Cajón del Azul
Trip Ideas
Immediately west of Mallín Ahogado, 15 kilometers northwest of El Bolsón, a signed gravel road suitable only for 4WD vehicles drops steeply into the canyon of the Río Azul, which flows eastward out of the Andes before turning sharply south at the confluence with the Río Blanco.
Beyond the Arco Iris campground, where the road ends, two precarious pasarelas (pedestrian bridges) cross the rivers before the trail becomes an up-and-down hike that leads to a sheer-sided gorge. Here, beneath a sturdy log bridge, the spring runoff explodes like a cannon shot.
Just across the bridge, about 2.5 hours from the confluence, Refugio Cajón del Azul is open all year. Run by an English-speaking semi-hermit named Atilio who offers a free coffee, tea, or mate to every arrival, the refugio also offers camping (US$2.50 pp) and mattresses for overnighters (US$9 pp) in a communal dormitory. Though dark, the rustically comfortable refugio even has a water-driven turbine for electricity.
Most supplies arrive on horseback, though in summer and fall Atilio’s irrigated chacra provides fresh apples, cherries, peaches, plums, raspberries, and the like. The westbound trail continues another hour or more to Refugio El Retamal (elretamal [at] gmail [dot] com, US$9 pp).

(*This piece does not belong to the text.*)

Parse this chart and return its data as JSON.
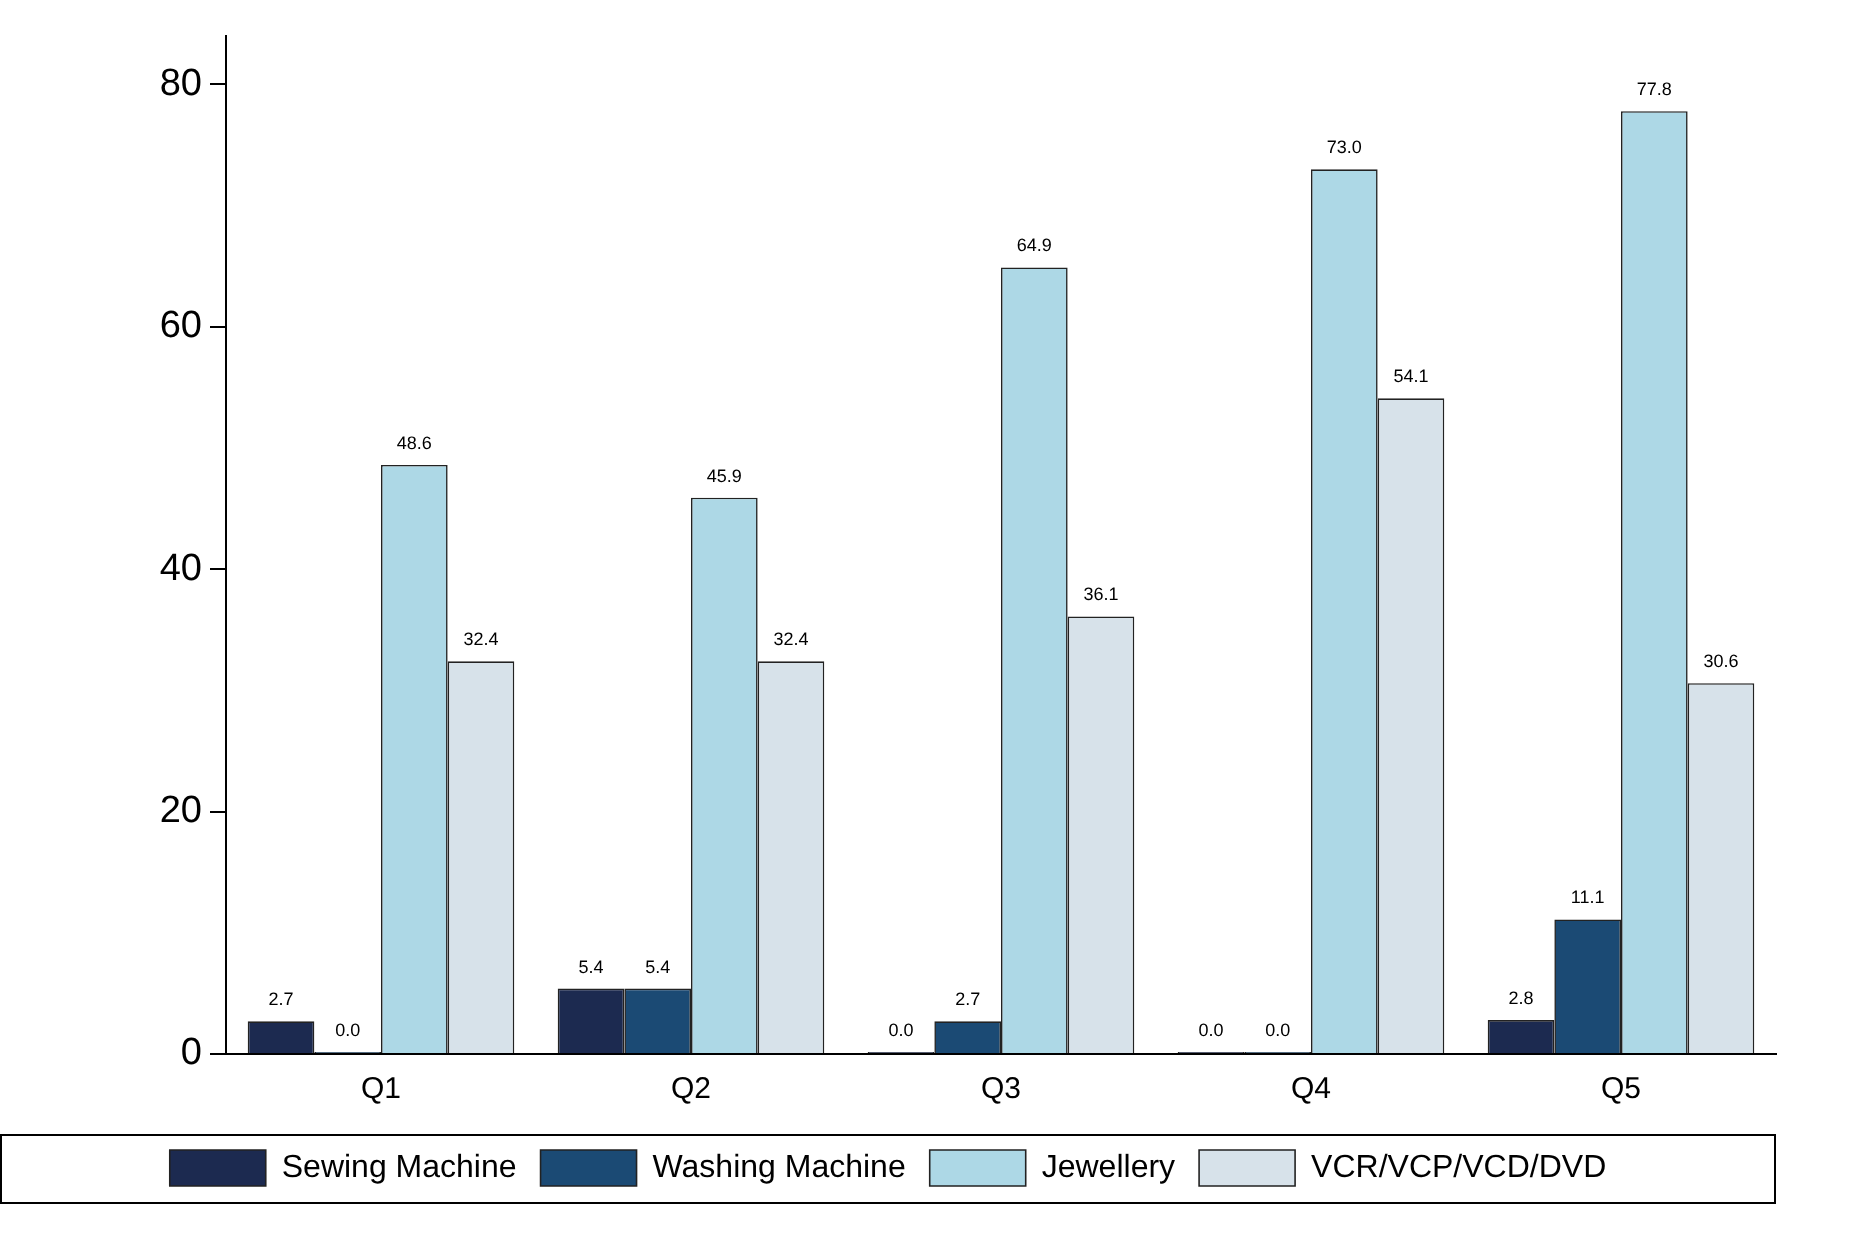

An alternative northwesterly trail from the Arco Iris trailhead dead-ends at Refugio Dedo Gordo (US$7 pp), providing access to the summit of its namesake 2,065-meter summit. Before the final climb to Refugio Cajón del Azul, a new but poorly signed trail climbs steeply southward and then drops into the drainage of the Arroyo Teno and to Refugio Hielo Azul (hieloazul [at] elbolson [dot] com, US$10 pp bunks, US$4 pp camping) This route allows overnight hikers to loop back to El Bolsón.